I realized this when my phone broke and I was phoneless for like 2 weeks. I had that feeling that it's still in my pocket just because I'm used to having it there so sometimes I would reach for the phone and then realize it's not there. Then I needed to set an alarm up, call someone, text and I couldn't. I then figured out that I'm like people that quit smoking so they don't know what to do with their hands. I just think about how many people use phones more than I do and they don't even know they are addicted until they have to separate from their phone. Problem is there is no one to criticize you because they are addicted as well so to blame you would be to blame themselves and nobody wants that.
 
Of course I did forget to mention that the fact that when we have autonomous automobiles, the teenagers won't have enough to occupy themselves and technically it has at least two back seats! I do believe those pregnancy rates are going to make a rebound in a BIG way!
 
Of course I did forget to mention that the fact that when we have autonomous automobiles, the teenagers won't have enough to occupy themselves and technically it has at least two back seats! I do believe those pregnancy rates are going to make a rebound in a BIG way!
Another possibility, is that they sit in the back seat and "sext" each other, while they masturbate at opposite ends of the seat. I might add, a very real possibility.
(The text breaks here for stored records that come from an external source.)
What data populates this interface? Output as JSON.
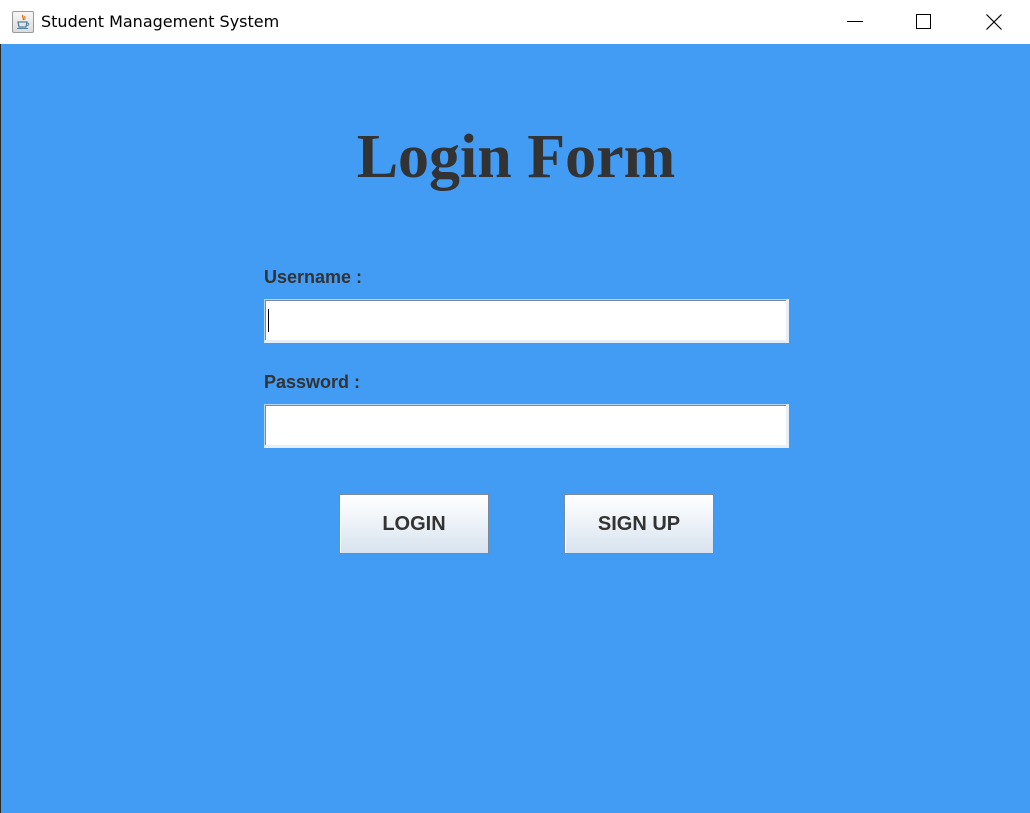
{
  "window": {
    "title": "Student Management System",
    "app_icon": "java-cup-icon",
    "controls": [
      "minimize-icon",
      "maximize-icon",
      "close-icon"
    ]
  },
  "form": {
    "heading": "Login Form",
    "username_label": "Username :",
    "username_value": "",
    "password_label": "Password :",
    "password_value": "",
    "login_label": "LOGIN",
    "signup_label": "SIGN UP"
  },
  "colors": {
    "background": "#439cf4",
    "text": "#333333"
  }
}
Besides, the car's AI will most likely be programmed with "child proof features", (double entendre pun intended), by the parents to which the car belongs. IE, a glass partition will slide up between those randy teens, as soon as the cars senses potential physical contact. And we're right back to them , "sexting", and satiating themselves individually, along with continued zero population growth.
 
there are some countries like Japan where they actually hope that teenage pregnancy grows since they pretty much stopped having sex altogether (forever). Virgins for life!
The Japanese have a sort of bizarre, almost medieval traditions as to male / female roles with regards to "doing the nasty".

This is dramatically illustrated in their completely inaccessible, (by western standards) approach to 'erotic art film scripting'.

If they fail to reproduce, it will save the lives of a great many endangered whale species, which the Japanese still hunt, even though they are on the brink of extinction.

That, coupled with the fact, that Japan is the most densely populated land on the planet, (save I believe, for Great Britain). So, quite bluntly, it would do the world good to 'thin out that herd', so to speak.
 
Smartphones are ADDICTIVE.

You aren't a computer.
Your brain isn't a computer.
Smartphones are pushing many younger people to their psychological limits.
 
God help him, he knows not what he is saying.
Oh Cliff, he knows exactly what he's saying. What he doesn't realize, is that it has already happened.

You just have to change all the verb tenses from the present, (s), to the past, (ed).